Por três vezes passou pelos cárceres do antigo regime (Aljube, Caxias e Forte de Peniche). Ao todo, deu mais de uma década (11 anos) na luta antifascista, e ainda viveu escondido com a família durante mais uns anos, participando na organização clandestina do Partido Comunista Português. Só foi libertado do Forte de Peniche a 27 de abril de 1974, dois dias depois do 25 de Abril. Nas prisões conheceu gavetas imundas, camas infestadas de pulgas, tortura do sono, pancadas constantes.
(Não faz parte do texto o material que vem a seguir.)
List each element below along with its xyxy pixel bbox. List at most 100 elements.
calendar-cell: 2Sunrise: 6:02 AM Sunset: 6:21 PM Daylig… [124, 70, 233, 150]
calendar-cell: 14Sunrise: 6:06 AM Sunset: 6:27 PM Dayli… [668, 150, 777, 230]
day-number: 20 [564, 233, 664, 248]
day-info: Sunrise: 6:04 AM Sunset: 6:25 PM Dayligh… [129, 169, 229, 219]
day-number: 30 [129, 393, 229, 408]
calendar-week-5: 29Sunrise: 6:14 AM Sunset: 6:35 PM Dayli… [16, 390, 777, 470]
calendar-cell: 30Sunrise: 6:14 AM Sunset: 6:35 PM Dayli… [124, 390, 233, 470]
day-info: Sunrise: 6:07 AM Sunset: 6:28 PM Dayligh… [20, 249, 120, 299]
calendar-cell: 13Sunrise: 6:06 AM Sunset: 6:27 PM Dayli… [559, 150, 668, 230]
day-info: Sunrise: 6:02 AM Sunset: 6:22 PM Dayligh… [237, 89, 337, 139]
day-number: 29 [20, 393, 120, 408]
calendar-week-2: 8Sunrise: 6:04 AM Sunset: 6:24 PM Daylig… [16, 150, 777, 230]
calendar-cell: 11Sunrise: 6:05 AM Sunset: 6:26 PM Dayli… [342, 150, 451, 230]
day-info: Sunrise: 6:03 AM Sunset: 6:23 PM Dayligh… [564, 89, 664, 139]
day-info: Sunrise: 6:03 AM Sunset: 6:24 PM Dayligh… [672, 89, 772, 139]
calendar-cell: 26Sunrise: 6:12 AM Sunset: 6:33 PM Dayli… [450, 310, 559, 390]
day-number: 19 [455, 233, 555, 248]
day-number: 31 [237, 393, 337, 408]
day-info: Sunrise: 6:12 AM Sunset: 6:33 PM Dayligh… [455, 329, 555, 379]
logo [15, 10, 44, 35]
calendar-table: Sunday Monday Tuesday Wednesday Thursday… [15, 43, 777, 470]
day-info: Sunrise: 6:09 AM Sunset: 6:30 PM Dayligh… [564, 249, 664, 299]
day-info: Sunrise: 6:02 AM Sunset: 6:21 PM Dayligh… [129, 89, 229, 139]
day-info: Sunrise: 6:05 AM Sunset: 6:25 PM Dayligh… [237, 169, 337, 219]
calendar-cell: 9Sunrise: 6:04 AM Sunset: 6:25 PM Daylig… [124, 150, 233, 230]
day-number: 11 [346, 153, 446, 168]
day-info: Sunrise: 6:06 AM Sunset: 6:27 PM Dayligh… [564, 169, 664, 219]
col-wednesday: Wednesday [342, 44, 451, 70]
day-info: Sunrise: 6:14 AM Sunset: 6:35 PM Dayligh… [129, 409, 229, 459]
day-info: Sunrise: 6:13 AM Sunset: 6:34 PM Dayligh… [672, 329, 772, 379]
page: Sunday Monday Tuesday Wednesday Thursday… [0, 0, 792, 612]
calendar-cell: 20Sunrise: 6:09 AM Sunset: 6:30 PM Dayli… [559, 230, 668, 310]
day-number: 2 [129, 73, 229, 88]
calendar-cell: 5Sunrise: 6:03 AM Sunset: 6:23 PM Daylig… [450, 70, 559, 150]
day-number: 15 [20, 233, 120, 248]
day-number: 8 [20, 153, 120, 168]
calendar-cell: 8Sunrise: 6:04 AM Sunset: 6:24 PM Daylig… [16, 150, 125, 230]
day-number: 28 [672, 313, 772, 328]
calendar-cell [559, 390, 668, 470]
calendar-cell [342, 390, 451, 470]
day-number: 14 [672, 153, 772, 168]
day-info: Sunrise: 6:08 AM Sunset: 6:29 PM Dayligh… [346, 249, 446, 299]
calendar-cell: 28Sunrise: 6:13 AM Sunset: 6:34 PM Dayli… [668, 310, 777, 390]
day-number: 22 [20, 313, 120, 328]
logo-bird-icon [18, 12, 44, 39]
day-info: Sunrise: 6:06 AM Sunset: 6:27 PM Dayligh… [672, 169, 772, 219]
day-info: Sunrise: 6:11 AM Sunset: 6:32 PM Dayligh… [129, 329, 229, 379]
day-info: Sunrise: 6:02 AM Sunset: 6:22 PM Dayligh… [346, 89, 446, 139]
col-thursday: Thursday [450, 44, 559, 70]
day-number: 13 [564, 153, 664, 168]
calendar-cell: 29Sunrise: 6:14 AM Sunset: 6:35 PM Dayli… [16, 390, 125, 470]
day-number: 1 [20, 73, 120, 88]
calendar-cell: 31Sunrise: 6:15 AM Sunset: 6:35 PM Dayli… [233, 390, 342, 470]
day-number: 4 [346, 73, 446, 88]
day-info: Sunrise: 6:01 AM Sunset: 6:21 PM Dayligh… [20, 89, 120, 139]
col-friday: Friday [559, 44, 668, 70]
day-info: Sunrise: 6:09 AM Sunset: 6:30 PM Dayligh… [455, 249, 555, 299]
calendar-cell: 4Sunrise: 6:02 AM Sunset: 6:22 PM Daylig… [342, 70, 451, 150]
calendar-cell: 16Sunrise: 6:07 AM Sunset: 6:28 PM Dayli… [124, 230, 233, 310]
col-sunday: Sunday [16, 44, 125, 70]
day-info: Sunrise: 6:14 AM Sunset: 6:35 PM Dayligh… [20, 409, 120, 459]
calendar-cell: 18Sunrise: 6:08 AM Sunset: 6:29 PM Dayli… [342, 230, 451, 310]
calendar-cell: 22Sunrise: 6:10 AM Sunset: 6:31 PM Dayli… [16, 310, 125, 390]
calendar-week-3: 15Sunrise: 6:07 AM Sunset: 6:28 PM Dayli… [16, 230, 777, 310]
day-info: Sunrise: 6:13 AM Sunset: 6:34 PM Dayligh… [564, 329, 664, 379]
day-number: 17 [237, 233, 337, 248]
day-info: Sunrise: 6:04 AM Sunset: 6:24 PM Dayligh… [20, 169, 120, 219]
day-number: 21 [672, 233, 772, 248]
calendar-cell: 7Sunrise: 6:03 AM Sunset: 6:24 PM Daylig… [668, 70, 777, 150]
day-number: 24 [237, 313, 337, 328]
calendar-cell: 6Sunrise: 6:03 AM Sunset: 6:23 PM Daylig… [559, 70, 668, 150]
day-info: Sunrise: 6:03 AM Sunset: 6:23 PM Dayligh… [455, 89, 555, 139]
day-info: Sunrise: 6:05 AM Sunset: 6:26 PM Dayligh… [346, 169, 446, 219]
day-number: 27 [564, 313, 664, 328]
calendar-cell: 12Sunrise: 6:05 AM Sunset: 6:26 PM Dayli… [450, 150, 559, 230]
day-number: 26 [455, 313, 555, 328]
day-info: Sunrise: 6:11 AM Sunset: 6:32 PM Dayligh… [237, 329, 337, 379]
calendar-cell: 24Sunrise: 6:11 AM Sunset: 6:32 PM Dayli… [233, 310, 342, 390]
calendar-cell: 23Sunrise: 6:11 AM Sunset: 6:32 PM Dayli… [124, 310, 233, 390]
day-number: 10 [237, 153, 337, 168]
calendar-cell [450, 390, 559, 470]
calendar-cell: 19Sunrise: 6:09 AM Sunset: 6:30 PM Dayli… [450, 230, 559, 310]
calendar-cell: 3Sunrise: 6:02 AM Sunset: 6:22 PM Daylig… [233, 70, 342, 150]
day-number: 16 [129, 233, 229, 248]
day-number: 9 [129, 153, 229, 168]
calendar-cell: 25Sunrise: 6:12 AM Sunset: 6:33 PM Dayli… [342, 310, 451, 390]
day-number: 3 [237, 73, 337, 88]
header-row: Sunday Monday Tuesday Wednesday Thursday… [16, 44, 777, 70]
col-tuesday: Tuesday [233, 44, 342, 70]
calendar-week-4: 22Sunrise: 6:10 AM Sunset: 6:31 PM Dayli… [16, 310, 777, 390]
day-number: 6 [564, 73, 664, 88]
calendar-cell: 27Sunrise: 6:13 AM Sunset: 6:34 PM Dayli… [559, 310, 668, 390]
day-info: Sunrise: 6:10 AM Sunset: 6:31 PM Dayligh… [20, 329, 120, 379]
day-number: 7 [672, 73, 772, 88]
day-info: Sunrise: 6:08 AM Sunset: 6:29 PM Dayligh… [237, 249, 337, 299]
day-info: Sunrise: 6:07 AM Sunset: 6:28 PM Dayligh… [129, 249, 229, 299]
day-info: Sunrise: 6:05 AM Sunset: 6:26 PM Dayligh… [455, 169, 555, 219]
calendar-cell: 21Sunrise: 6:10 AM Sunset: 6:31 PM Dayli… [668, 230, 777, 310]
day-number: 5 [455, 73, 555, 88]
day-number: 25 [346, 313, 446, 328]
Recusou sempre assinar documentos que o afastassem do partido. Foi íntegro até ao fim, tendo morrido na segunda-feira, aos 94 anos.
Nascido a 19 de agosto de 1931, no bairro operário da Ajuda, Lisboa, começou a trabalhar aos 11 anos num restaurante, observando de perto a diferença entre a vida dura dos empregados e a opulência dos clientes. Foi essa experiência que moldou a consciência social que o levaria, em 1956, a entrar para o PCP. Três anos depois integrava os quadros de funcionários do partido, assumindo tarefas clandestinas de organização do setor do Baixo-Ribatejo, da Direção Regional de Lisboa e do Comité Local da capital.
Manuel Pedro foi também dirigente do Cineclube Imagem, onde compreendeu a força do cinema como ferramenta de cultura e resistência, e participou na delegação portuguesa ao 6.º Festival Internacional da Juventude e dos Estudantes em Moscovo, em 1957. Durante toda a sua militância, combinou rigor e firmeza com uma capacidade invulgar de proximidade e humor, sempre pronto a uma palavra leve ou a uma graça, mesmo nos momentos mais duros.
A prisão marcou-o, mas não o definiu. Libertado de Peniche, regressou imediatamente à militância: foi membro do Comité Central do PCP de 1974 a 1988 e manteve-se ativo nos órgãos executivos sempre que a saúde lho permitiu. Ao longo da vida, esteve acompanhado da companheira Maria Júlia, partilhando clandestinidade, repressão e a separação das filhas, um quotidiano de risco que poucos suportariam.
Manuel Pedro deixou também dois livros sobre a sua experiência: Sonhos de Poeta, Vida de Revolucionário e Resistentes, nos quais descreve a vida clandestina, a resistência antifascista e os cineclubes que marcaram a juventude militante. O PCP recorda-o como um exemplo de coragem, frontalidade e firmeza, militante inteiramente dedicado aos trabalhadores e à construção de um Portugal democrático, socialista e comunista.
Entre os antigos presos políticos, era conhecido pela precisão com que reconstruía episódios e nomes, sem exageros, sem a auto-mitologia que tantas vezes contamina as memórias da clandestinidade. Descrevia a rotina das prisões com uma frieza quase administrativa: os horários, os guardas, os códigos improvisados entre celas, a forma como os presos avaliavam, em segundos, quem tinha quebrado ou resistido. Era essa objetividade que o tornava uma referência para investigadores e jovens militantes que procuravam entender o que significara, de facto, enfrentar a PIDE – não em abstrato, mas naquela sequência de decisões pequenas, diárias, que podem comprometer um coletivo inteiro.
Outra marca sua era a resistência à ‘glória retroativa’ que o pós-25 de Abril distribuiu com largueza. Nunca se deixou capturar pela nostalgia fácil. Falava da clandestinidade como trabalho de desgaste, não como a matéria que nos dá lendas e heróis. E insistia em lembrar que os erros faziam parte do percurso e deviam ser ditos, não apagados. Para muitos no PCP, essa frontalidade era desconfortável; para outros, era a razão pela qual a sua opinião continuou a ser solicitada até muito tarde.